La Unión deberá experimentar necesariamente un cambio de mirada: salir de su visión centrada en la seguridad y privilegiar una visión, compartida con el Sur, de un codesarrollo duradero.

Las poblaciones de la región no están condenadas al fatalismo oriental y a las dictaduras. La prueba son estos florecimientos mediterráneos: la democracia también es factible en esa parte del globo. La democracia no es un virus que contamina. Al contrario, los levantamientos han permitido curarse de los regímenes autoritarios, una enfermedad demasiado frecuente.

Esas revoluciones deben interpelar a Europa sobre lo que ocurre en su seno. Debe mostrarse lúcida y valerosa, segura de su divisa "unidos en la diversidad", y abordar de manera diferente la inmigración mediterránea. ¿Acaso no es esta, más que un riesgo, una baza para su envejecida demografía y para su economía? ¿No es hora ya de promover las sinergias con los inmigrados?
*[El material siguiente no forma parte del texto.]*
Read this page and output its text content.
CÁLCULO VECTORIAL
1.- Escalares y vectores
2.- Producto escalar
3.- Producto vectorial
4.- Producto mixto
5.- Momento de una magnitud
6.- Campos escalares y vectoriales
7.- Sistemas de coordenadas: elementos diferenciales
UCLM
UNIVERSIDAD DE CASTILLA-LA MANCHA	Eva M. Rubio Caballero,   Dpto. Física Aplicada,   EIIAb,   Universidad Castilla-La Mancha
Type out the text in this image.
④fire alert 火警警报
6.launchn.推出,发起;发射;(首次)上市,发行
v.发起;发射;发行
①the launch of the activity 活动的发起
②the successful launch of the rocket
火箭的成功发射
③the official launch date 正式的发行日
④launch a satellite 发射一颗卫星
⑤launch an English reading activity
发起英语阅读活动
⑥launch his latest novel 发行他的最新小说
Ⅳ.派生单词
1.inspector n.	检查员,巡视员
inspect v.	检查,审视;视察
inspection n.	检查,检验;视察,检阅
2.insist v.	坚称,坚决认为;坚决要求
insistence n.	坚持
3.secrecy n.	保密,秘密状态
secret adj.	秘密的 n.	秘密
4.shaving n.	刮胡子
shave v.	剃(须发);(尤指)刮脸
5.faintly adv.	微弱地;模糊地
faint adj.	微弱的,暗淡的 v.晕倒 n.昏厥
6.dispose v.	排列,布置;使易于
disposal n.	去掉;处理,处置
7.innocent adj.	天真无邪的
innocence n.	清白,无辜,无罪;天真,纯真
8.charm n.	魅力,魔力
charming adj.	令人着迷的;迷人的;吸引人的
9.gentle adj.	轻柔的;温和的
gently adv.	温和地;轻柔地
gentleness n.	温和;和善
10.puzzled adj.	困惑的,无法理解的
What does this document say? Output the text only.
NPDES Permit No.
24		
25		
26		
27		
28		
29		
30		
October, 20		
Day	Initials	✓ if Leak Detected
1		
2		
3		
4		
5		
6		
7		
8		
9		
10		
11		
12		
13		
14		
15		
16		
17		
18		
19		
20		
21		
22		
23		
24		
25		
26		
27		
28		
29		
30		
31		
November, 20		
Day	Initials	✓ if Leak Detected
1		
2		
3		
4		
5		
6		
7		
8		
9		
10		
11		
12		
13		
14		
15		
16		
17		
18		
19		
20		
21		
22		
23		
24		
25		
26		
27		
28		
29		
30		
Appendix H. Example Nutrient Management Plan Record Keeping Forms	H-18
Esas poblaciones no están formadas por súbditos sino por ciudadanos, dotados de un ardiente deseo de vida, de sueños, de entusiasmo y de valor que solo piden el respeto a su humanidad. La Unión no puede permanecer sorda ante ello, a riesgo de convertirse en la sepulturera de los valores que la conforman.

Por Djémila Boulasha, presidente de la asociación francesa EuropAnous. Traducción de Juan Ramón Azaola.